Likewise, Klein says optimism doesn’t need to be treated as false hope, but as confidence in a team’s capacity to find a workable path forward, even without clear solutions.

“Leadership needs to be optimistic that even if teams don’t have the solutions to a particular problem, they can find a solution that works,” he says.

Every gain matters

When teams move from one task to another with little opportunity to register progress, even meaningful wins are quickly absorbed by what needs to be done next. 

“We need to celebrate the small wins along the way,” says Klein. “If leaders aren't doing that, then people start to get demotivated.

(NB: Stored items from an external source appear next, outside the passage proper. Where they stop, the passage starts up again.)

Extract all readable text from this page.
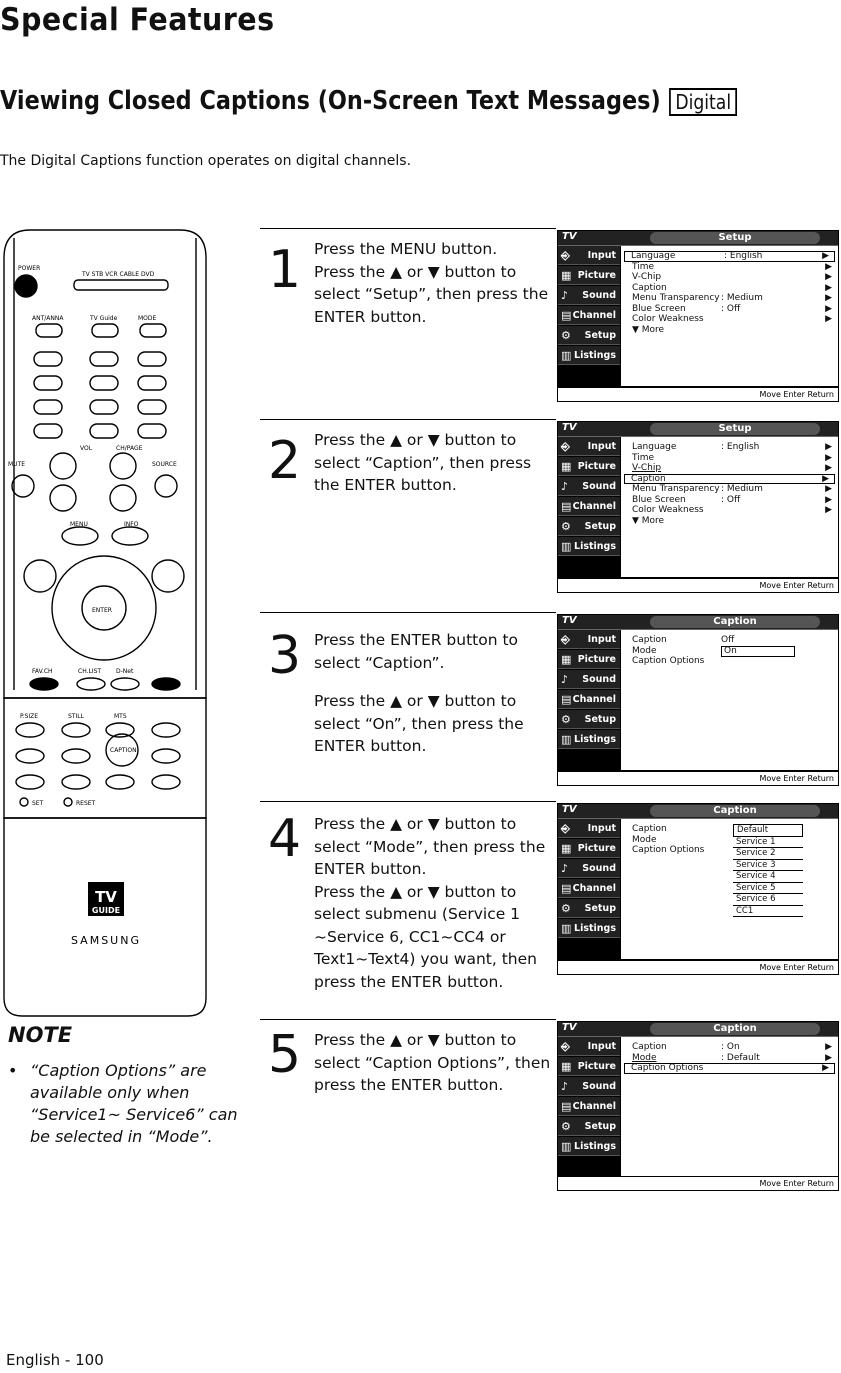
Special Features
Viewing Closed Captions (On-Screen Text Messages) Digital
The Digital Captions function operates on digital channels.
POWER
TV STB VCR CABLE DVD
ANT/ANNA	TV Guide	MODE
VOL	CH/PAGE
MUTE	SOURCE
MENU	INFO
ENTER
FAV.CH	CH.LIST D-Net
P.SIZE	STILL	MTS
CAPTION
SET	RESET
TV
GUIDE
SAMSUNG
1 Press the MENU button.
Press the ▲ or ▼ button to select “Setup”, then press the ENTER button.

TV	Setup
⎆ Input
▦ Picture
♪ Sound
▤ Channel
⚙ Setup
▥ Listings
Language	: English	▶
Time	▶
V-Chip	▶
Caption	▶
Menu Transparency : Medium	▶
Blue Screen	: Off	▶
Color Weakness	▶
▼ More
Move Enter Return
2 Press the ▲ or ▼ button to select “Caption”, then press the ENTER button.

TV	Setup
⎆ Input
▦ Picture
♪ Sound
▤ Channel
⚙ Setup
▥ Listings
Language	: English	▶
Time	▶
V-Chip	▶
Caption	▶
Menu Transparency : Medium	▶
Blue Screen	: Off	▶
Color Weakness	▶
▼ More
Move Enter Return
3 Press the ENTER button to select “Caption”.

Press the ▲ or ▼ button to select “On”, then press the ENTER button.

TV	Caption
⎆ Input
▦ Picture
♪ Sound
▤ Channel
⚙ Setup
▥ Listings
Caption	Off
Mode	On
Caption Options
Move Enter Return
4 Press the ▲ or ▼ button to select “Mode”, then press the ENTER button.
Press the ▲ or ▼ button to select submenu (Service 1 ~Service 6, CC1~CC4 or Text1~Text4) you want, then press the ENTER button.

TV	Caption
⎆ Input
▦ Picture
♪ Sound
▤ Channel
⚙ Setup
▥ Listings
Caption
Mode
Caption Options
Default
Service 1
Service 2
Service 3
Service 4
Service 5
Service 6
CC1
Move Enter Return
5 Press the ▲ or ▼ button to select “Caption Options”, then press the ENTER button.

TV	Caption
⎆ Input
▦ Picture
♪ Sound
▤ Channel
⚙ Setup
▥ Listings
Caption	: On	▶
Mode	: Default	▶
Caption Options	▶
Move Enter Return
NOTE
• “Caption Options” are available only when “Service1~ Service6” can be selected in “Mode”.
English - 100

We also need to savour past victories because that helps us become more resilient. They remind us of deep satisfaction with the bigger journey.”

When effort goes unmarked, it registers as unresolved strain rather than usable momentum. Recognizing progress as it happens, including small gains and individual contributions, allows people to register that their work mattered.

Flourishing isn’t the outcome of success, Klein explains, but rather the capacity to keep it in view.

“What’s amazing is that through intentional activities, through developing the right habits, the right perspective, and the right story about our life, we can change our baseline,” he says. “So no matter what happens, we don’t just bounce back to where we were. We return to something stronger.”